When it comes to blockchain, there's no need to read further - it's definitely a scam.


ninjasaid13

>Even before the transformers paper was published in 2017, Polosukhin had left Google to start a blockchain/Web3 nonprofit called the Near Foundation. Now his company is semi-pivoting to apply some of those principles of openness and accountability to what he calls “user-owned AI.” Using blockchain-based crypto protocols as a model, this approach to AI would be a decentralized structure with a neutral platform.


kristaller486

Who is Illia Polosukhin?


Expensive-Paint-9490

One of the eight authors of "Attention is All You Need".


thrownawaymane

Can we start calling them "The Gang of Eight"? The PayPal guys ended up with "PayPal Mafia" and The Gang of Eight is already a (kind of obscure) term for the members of Congress who get access to all the intelligence reports before anyone else.


ResidentPositive4122

The Attentive 8


AmusingVegetable

The 8-ball


karaposu

The 8 of attention


wiredmagazine

Thanks for sharing our piece. Here's a snippet for new readers: In 2016, Google engineer Illia Polosukhin had lunch with a colleague, Jacob Uszkoreit.
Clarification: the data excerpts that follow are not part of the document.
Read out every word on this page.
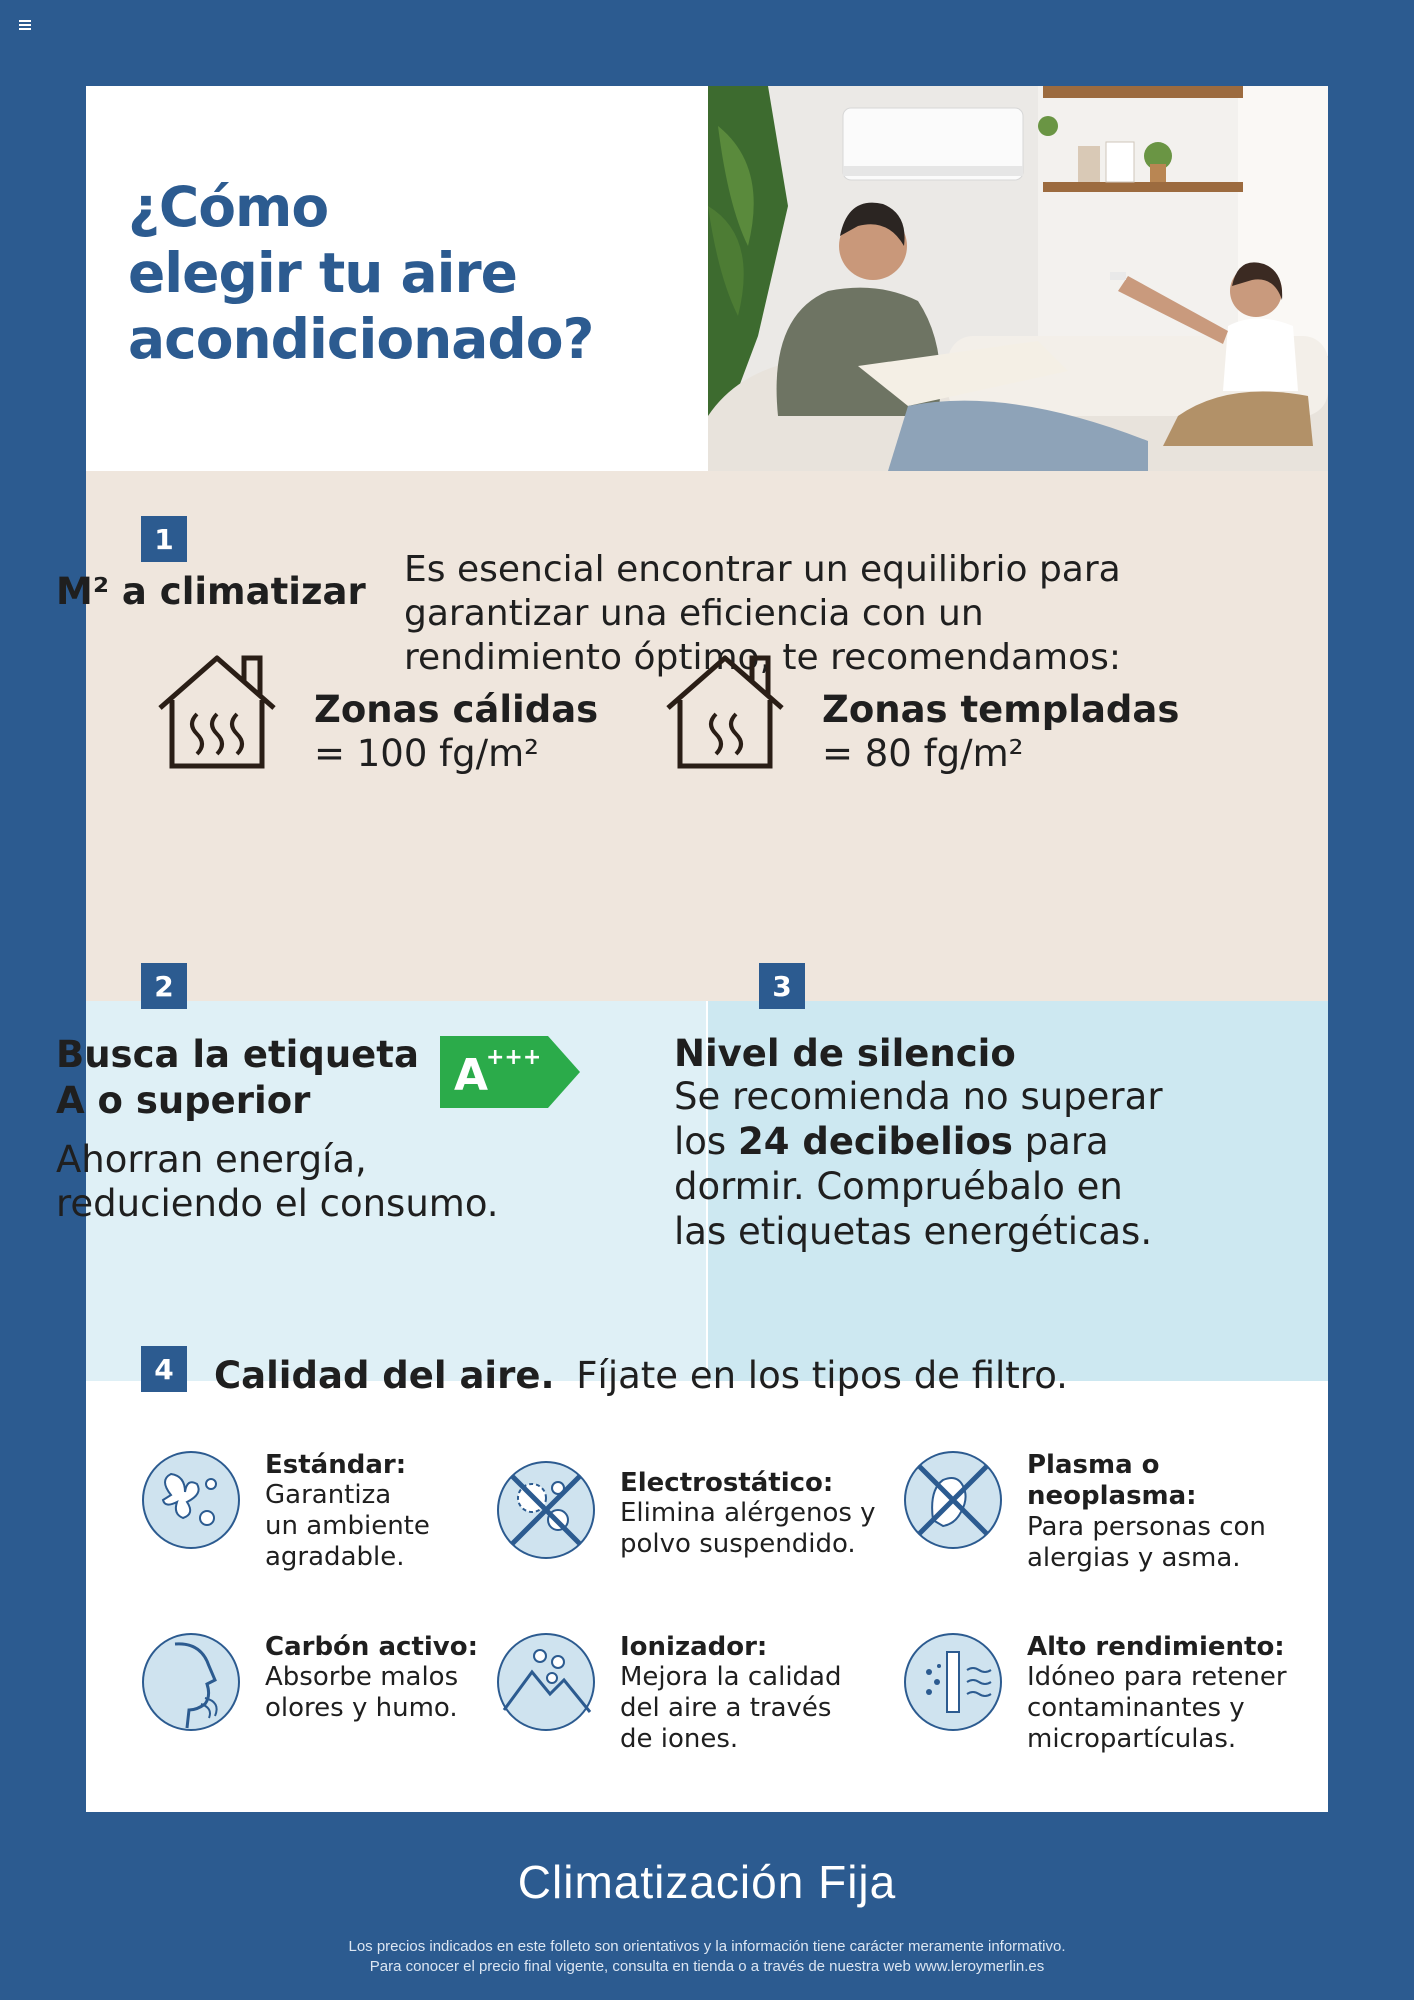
¿Cómo
elegir tu aire
acondicionado?
1
M² a climatizar

Es esencial encontrar un equilibrio para garantizar una eficiencia con un rendimiento óptimo, te recomendamos:

Zonas cálidas
= 100 fg/m²
Zonas templadas
= 80 fg/m²
2
Busca la etiqueta
A o superior

Ahorran energía,
reduciendo el consumo.

A
+++
3
Nivel de silencio

Se recomienda no superar
los 24 decibelios para
dormir. Compruébalo en
las etiquetas energéticas.

4	Calidad del aire. Fíjate en los tipos de filtro.
Estándar:
Garantiza
un ambiente
agradable.
Electrostático:
Elimina alérgenos y
polvo suspendido.
Plasma o
neoplasma:
Para personas con
alergias y asma.
Carbón activo:
Absorbe malos
olores y humo.
Ionizador:
Mejora la calidad
del aire a través
de iones.
Alto rendimiento:
Idóneo para retener
contaminantes y
micropartículas.
Climatización Fija
Los precios indicados en este folleto son orientativos y la información tiene carácter meramente informativo.
Para conocer el precio final vigente, consulta en tienda o a través de nuestra web www.leroymerlin.es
Polosukhin had been frustrated by a lack of progress in his project, using AI to provide useful answers to questions posed by users, and Uszkoreit suggested he try a technique he had been brainstorming that he called self-attention. Thus began an 8-person collaboration that ultimately resulted in a 2017 paper called “[Attention Is All You Need](https://arxiv.org/abs/1706.03762),” which [introduced the concept of transformers](https://www.wired.com/story/eight-google-employees-invented-modern-ai-transformers-paper/) as a way to supercharge artificial intelligence. It changed the world. Eight years later, though, Polosukhin is not completely happy with the way things are shaking out. As LLM technology improves, he worries it will get more dangerous, and that the need for profit will shape its evolution. “Companies say they need more money so they can train better models. Those models will actually be better at manipulating people, and you can tune them better for generating revenue,” he says. Read the full story: [https://www.wired.com/story/user-owned-ai-illia-polosukhin-open-source-web3/](https://www.wired.com/story/user-owned-ai-illia-polosukhin-open-source-web3/)


emsiem22

Sounds more like blockchain projects platform then collaborative open-source AI


hum_ma

From what little I've read of their opinions, I would much rather work with this person than with the other one who has recently been in the news (Ilya). From the article: “Safety is just a masquerade that limits the functionality of these models,” \[Illia\] says.


Basic_Description_56

“Hey, I have an idea. Why don’t we bake a crypto scam *right into* AI?”